After Almus Taylor died from internal bleeding after being kept in a jail holding cell overnight, Almus’s father Bonny Taylor sued the jail guards under 42 U.S.C. §1983 and Alabama state law alleging that they were deliberately indifferent to Almus’s serious medical needs. After the district court dismissed Bonny’s claims based on qualified immunity, he appealed to the Eleventh Circuit court of appeals raising the question whether qualified immunity shields the guards from Bonny’s constitutional deliberate indifference claim.

These are the background facts. Taylor was found in a battered pickup truck by a Covington County Deputy who called Emergency Medical Services and Alabama Highway patrol. While the EMS offered to take him to the hospital, he refused because they could not accommodate his request that he bring his dog along. The Alabama state trooper then arrested Almus for driving under the influence and took him to jail.

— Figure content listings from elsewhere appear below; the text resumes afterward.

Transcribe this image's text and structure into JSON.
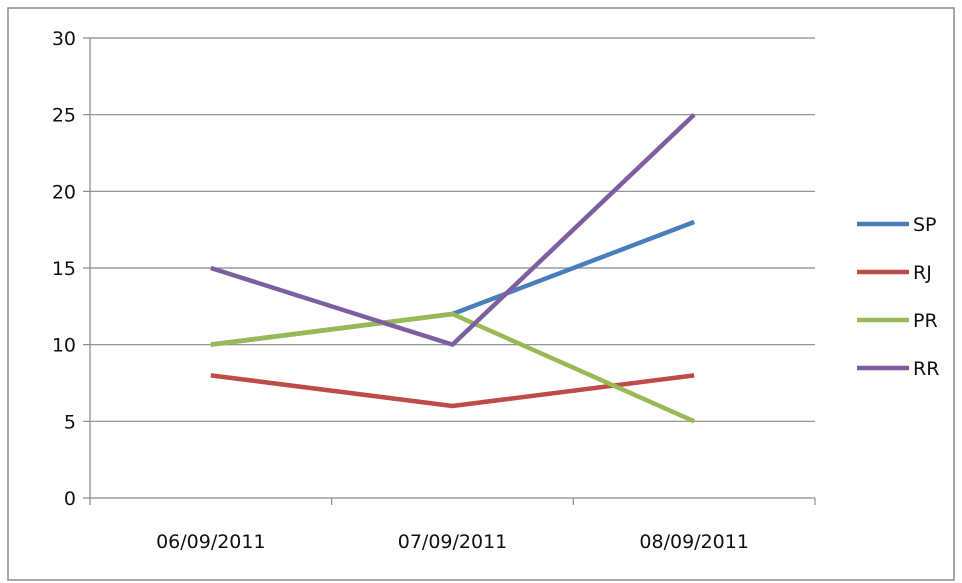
{
  "chart_data": {
    "type": "line",
    "title": "",
    "xlabel": "",
    "ylabel": "",
    "categories": [
      "06/09/2011",
      "07/09/2011",
      "08/09/2011"
    ],
    "ylim": [
      0,
      30
    ],
    "y_ticks": [
      0,
      5,
      10,
      15,
      20,
      25,
      30
    ],
    "grid": "horizontal",
    "legend": "right",
    "series": [
      {
        "name": "SP",
        "color": "#4a7ebb",
        "values": [
          10,
          12,
          18
        ]
      },
      {
        "name": "RJ",
        "color": "#be4b48",
        "values": [
          8,
          6,
          8
        ]
      },
      {
        "name": "PR",
        "color": "#98b954",
        "values": [
          10,
          12,
          5
        ]
      },
      {
        "name": "RR",
        "color": "#7d5fa0",
        "values": [
          15,
          10,
          25
        ]
      }
    ]
  }
}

Upon arrival at the jail three guards noticed he appeared to be highly intoxicated. The Alabama State trooper told them he had been medically cleared though the booking medical log indicated Almus’s statement that he was all busted up from a car wreck. There was dispute about whether Almus cried out for help during the night and whether the guards heard his cries. Other detainees said he spent several hours moaning and crying out in pain. None of the guards called for medical help. The jail nurse called 911 after her early the next morning and he died on the way to the hospital from internal bleeding.

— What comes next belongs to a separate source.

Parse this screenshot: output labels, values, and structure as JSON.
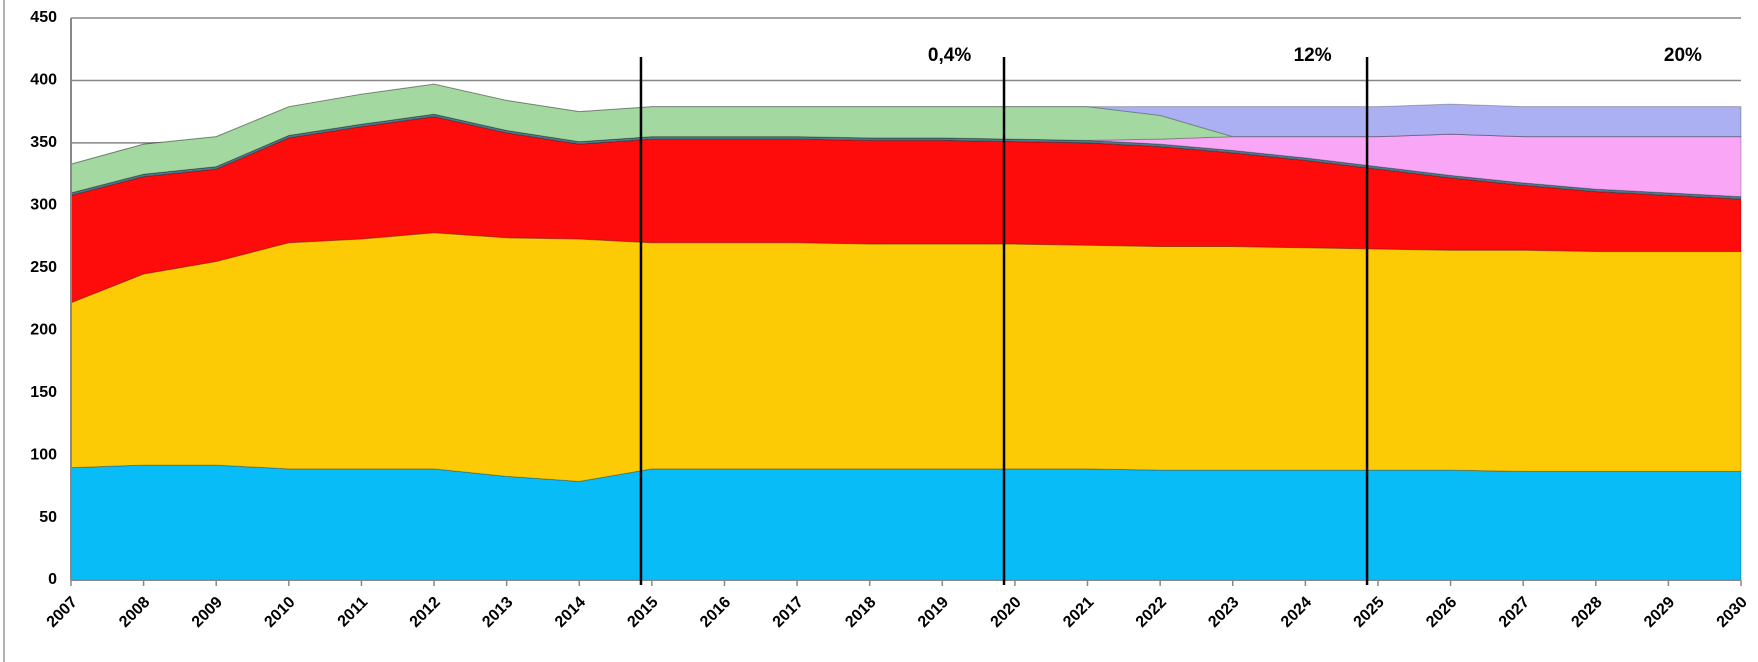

In his appeal Bonny contended that guards violated Almus’s constitutional rights by being deliberately indifferent to his serious medical needs. Under the eight amendment prisoners have a right to receive medical treatment for their illnesses and injuries. Deliberate indifference to the serious medical needs of a prisoner is therefore a constitutional violation and Almus was protected to the same extent as prisoners under the Fourteenth Due Process Clause.

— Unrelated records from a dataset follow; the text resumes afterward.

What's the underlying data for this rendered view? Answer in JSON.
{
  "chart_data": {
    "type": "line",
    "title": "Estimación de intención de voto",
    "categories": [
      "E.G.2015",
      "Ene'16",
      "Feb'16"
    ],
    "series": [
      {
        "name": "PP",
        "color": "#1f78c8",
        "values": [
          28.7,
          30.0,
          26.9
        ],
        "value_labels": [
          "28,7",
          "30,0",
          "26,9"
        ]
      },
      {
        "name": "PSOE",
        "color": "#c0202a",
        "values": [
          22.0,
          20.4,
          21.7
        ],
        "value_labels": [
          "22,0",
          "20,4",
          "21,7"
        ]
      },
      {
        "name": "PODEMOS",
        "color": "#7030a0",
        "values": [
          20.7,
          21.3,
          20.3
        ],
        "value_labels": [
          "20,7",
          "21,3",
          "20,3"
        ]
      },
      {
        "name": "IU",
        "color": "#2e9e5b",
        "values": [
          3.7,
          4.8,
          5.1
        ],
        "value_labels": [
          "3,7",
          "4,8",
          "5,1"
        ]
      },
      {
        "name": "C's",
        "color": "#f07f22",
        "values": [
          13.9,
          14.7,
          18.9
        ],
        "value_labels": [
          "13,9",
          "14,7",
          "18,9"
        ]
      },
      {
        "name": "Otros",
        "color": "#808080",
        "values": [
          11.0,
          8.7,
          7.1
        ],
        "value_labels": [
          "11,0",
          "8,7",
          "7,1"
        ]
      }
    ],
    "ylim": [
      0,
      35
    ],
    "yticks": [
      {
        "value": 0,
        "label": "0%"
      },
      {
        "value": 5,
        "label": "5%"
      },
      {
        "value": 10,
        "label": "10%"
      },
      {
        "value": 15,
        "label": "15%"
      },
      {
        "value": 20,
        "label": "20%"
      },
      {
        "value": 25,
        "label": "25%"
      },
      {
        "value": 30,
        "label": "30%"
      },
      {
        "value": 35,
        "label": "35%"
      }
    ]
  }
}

To establish his deliberate indifference claim Bonny had to demonstrate that 1) Almus had a serious medical need and 2) the defendant’s deliberate indifference to that need, and 3) causation between that indifference and Amus’s injury. The district court found insufficient evidence to raise a genuine dispute of material fact regarding the first two elements.

As to the first element the conflict in the testimony presents a genuine dispute of material fact as to whether Amus had a serious medical need. If Almus was begging for medical help, crying out in pain and informing the guards that he was dying, then a reasonable jury could conclude that a lay person would recognize the need for a doctor’s attention.

The court of appeals held that a civil rights constitutional violation claim could proceed on the basis of deliberate indifference to a serious need  because it constitutes the unnecessary and wanton infliction of pain proscribed by the Eighth Amendment. Choosing to deliberately disregard an inmate’s complaints of pain without any investigation or inquiry is being willfully blind to pain. The court concluded that a reasonable jury could conclude the the guards were not entitle to rely on Trooper Amis’s statement that Almus was just drunk. In addition a jury could conclude that the guards’ willful disregards of what they heard and observed during the night made them deliberately indifferent to Almus’s serious medical needs.